More than 60% of debit transactions in the United States go through Visa lines, helping it charge more than $7 billion a year in processing fees, according to the Justice Department complaint.
The decades-long dominance of payment networks has attracted increasing attention from regulators and retailers.
Hymn of Misfortune
In 2020, the Justice Department sued Visa to block its acquisition of fintech company Plaid. The two companies initially said they would fight the move, but they quickly abandoned the $5.3 billion acquisition.
In March, Visa and Mastercard agreed to cut their fees and allow merchants to charge customers for using their credit cards, a deal that retailers said would be worth $30 billion in savings over half a decade. A federal judge later rejected the settlement, saying the companies could afford a “much larger” deal.
In its complaint, the Justice Department said Visa threatens merchants and their banks with punitive rates if they direct a “significant share” of direct debit transactions to competitors, helping to maintain Visa’s network moat. The contracts help insulate three-quarters of Visa’s direct debit transaction volume from fair competition, the Justice Department said.
“Visa exploits its dominance, massive size, and centrality in the electronic payments ecosystem to impose a web of exclusionary agreements on merchants and banks,” the Justice Department said in a statement. “These agreements impose penalties on Visa customers who direct transactions to a different debit network or alternative payment system.”
Moreover, when faced with threats, “Visa engaged in a deliberate and reinforcing course of conduct to cut off competition and prevent competitors from gaining the scale, share, and data needed to compete,” the Justice Department said.
Paying money to competitors
The moves also stifle innovation, according to the Justice Department.
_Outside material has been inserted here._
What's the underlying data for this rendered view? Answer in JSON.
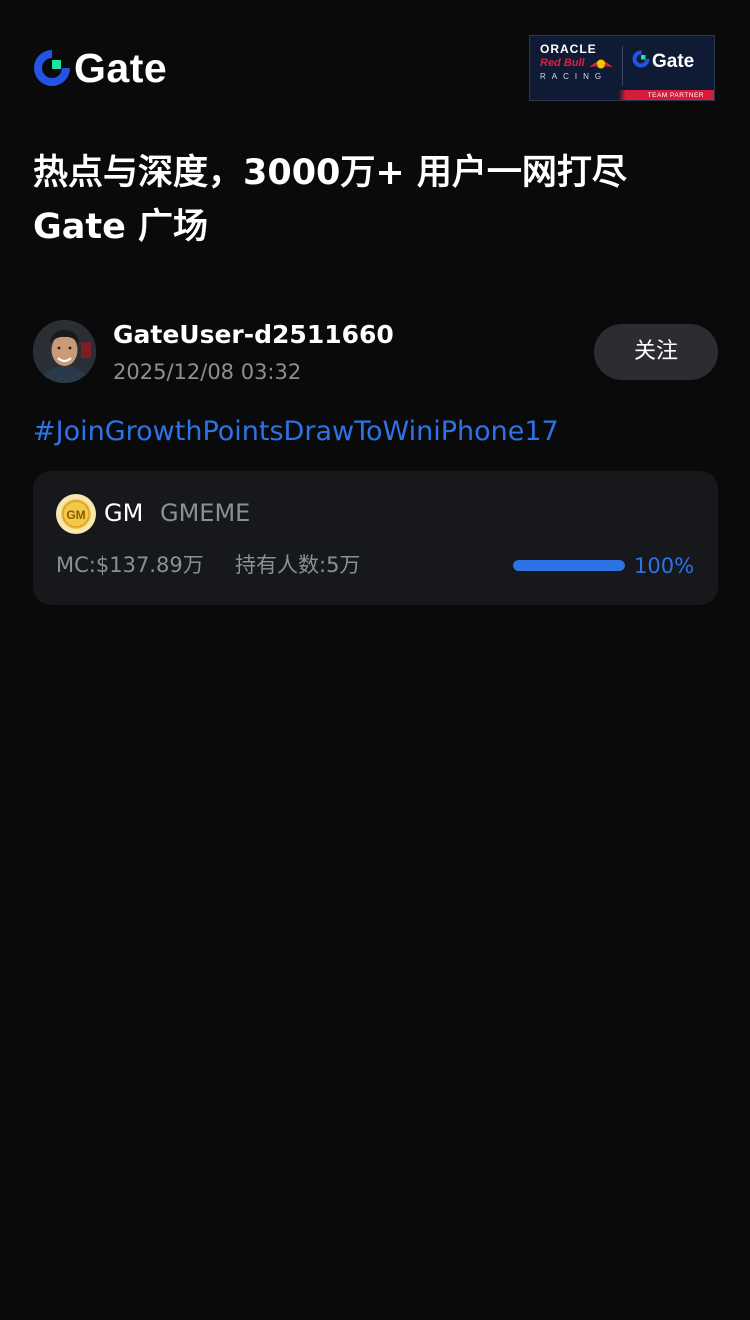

Visa pays competitors hundreds of millions of dollars a year “to reduce the risk that they will develop innovative new technologies that could advance the industry but could threaten Visa’s monopoly profits,” according to the complaint.
Visa has agreements with technology companies including: apple, Paypal and squareThe Justice Department said this turned them from potential competitors into partners in a way that harmed the public.
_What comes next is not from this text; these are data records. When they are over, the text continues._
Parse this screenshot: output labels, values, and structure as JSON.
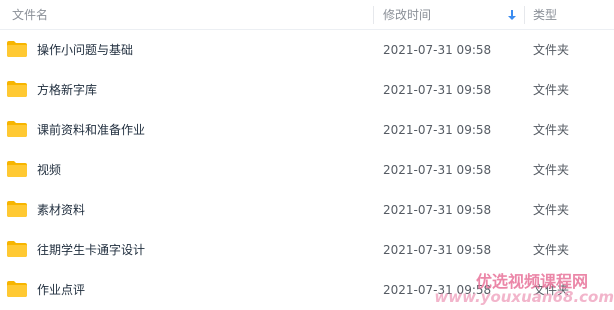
{
  "columns": {
    "name": "文件名",
    "modified": "修改时间",
    "type": "类型"
  },
  "files": [
    {
      "name": "操作小问题与基础",
      "modified": "2021-07-31 09:58",
      "type": "文件夹"
    },
    {
      "name": "方格新字库",
      "modified": "2021-07-31 09:58",
      "type": "文件夹"
    },
    {
      "name": "课前资料和准备作业",
      "modified": "2021-07-31 09:58",
      "type": "文件夹"
    },
    {
      "name": "视频",
      "modified": "2021-07-31 09:58",
      "type": "文件夹"
    },
    {
      "name": "素材资料",
      "modified": "2021-07-31 09:58",
      "type": "文件夹"
    },
    {
      "name": "往期学生卡通字设计",
      "modified": "2021-07-31 09:58",
      "type": "文件夹"
    },
    {
      "name": "作业点评",
      "modified": "2021-07-31 09:58",
      "type": "文件夹"
    }
  ],
  "watermark": {
    "line1": "优选视频课程网",
    "line2": "www.youxuan68.com"
  },
  "colors": {
    "folder": "#ffc933",
    "folder_tab": "#f7b500",
    "sort_arrow": "#3b8cf0"
  },
  "icons": {
    "folder": "folder-icon",
    "sort": "sort-descending-icon"
  }
}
For example, Visa chose to sign an agreement with the predecessor company to the Cash App product to ensure that the company, which was later rebranded as Block, would not create a greater threat to Visa's debit lines.
“We put Square under tight control and our deal structure was designed to protect against middlemen,” a Visa executive was quoted as saying, according to the complaint.
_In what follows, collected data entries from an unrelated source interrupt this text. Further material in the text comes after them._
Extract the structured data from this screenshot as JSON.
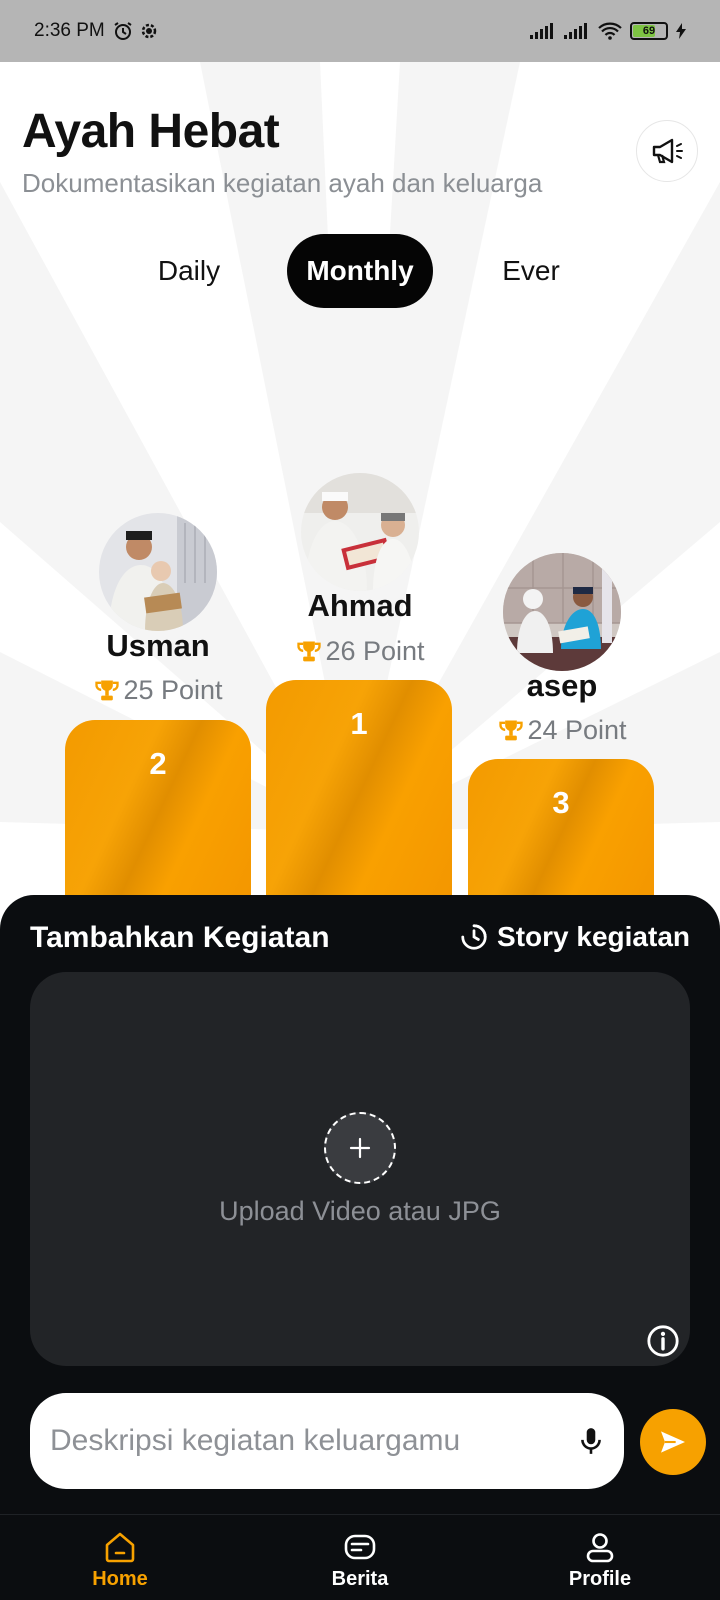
{
  "status_bar": {
    "time": "2:36 PM",
    "battery": "69"
  },
  "header": {
    "title": "Ayah Hebat",
    "subtitle": "Dokumentasikan kegiatan ayah dan keluarga"
  },
  "tabs": [
    {
      "label": "Daily",
      "active": false
    },
    {
      "label": "Monthly",
      "active": true
    },
    {
      "label": "Ever",
      "active": false
    }
  ],
  "leaderboard": [
    {
      "rank": "1",
      "name": "Ahmad",
      "points": "26 Point"
    },
    {
      "rank": "2",
      "name": "Usman",
      "points": "25 Point"
    },
    {
      "rank": "3",
      "name": "asep",
      "points": "24 Point"
    }
  ],
  "panel": {
    "title": "Tambahkan Kegiatan",
    "story_label": "Story kegiatan",
    "upload_label": "Upload Video atau JPG",
    "description_placeholder": "Deskripsi kegiatan keluargamu"
  },
  "nav": [
    {
      "label": "Home",
      "icon": "home-icon",
      "active": true
    },
    {
      "label": "Berita",
      "icon": "news-icon",
      "active": false
    },
    {
      "label": "Profile",
      "icon": "profile-icon",
      "active": false
    }
  ],
  "colors": {
    "accent": "#f7a100",
    "dark": "#0b0d10",
    "subtitle": "#8b8f94"
  }
}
According to the complaint, Visa has an agreement with Apple that states the tech giant will not compete directly with the payment network “such as by creating payment functionality that relies primarily on non-Visa payment processes.”
The Justice Department has asked courts to bar Visa from a range of anticompetitive practices, including fee structures or service bundles that discourage new entrants.
The move comes in the final months of President Joe Biden’s administration, as regulators including the Federal Trade Commission and the Consumer Financial Protection Bureau have been prosecuting drug price brokers and cracking down on so-called unsolicited fees.
In February, credit card lender Capital One announced its acquisition of Discover Financea $35.3 billion deal that hinges in part on Capital One's ability to enhance the payments network operated by Discover, which ranks fourth behind Visa and Mastercard. American Express.
Capital One said that once the deal closes, it will shift all of its debit card volume and an increasing share of credit card volume to Discover over time, making it a more viable competitor to Visa and Mastercard.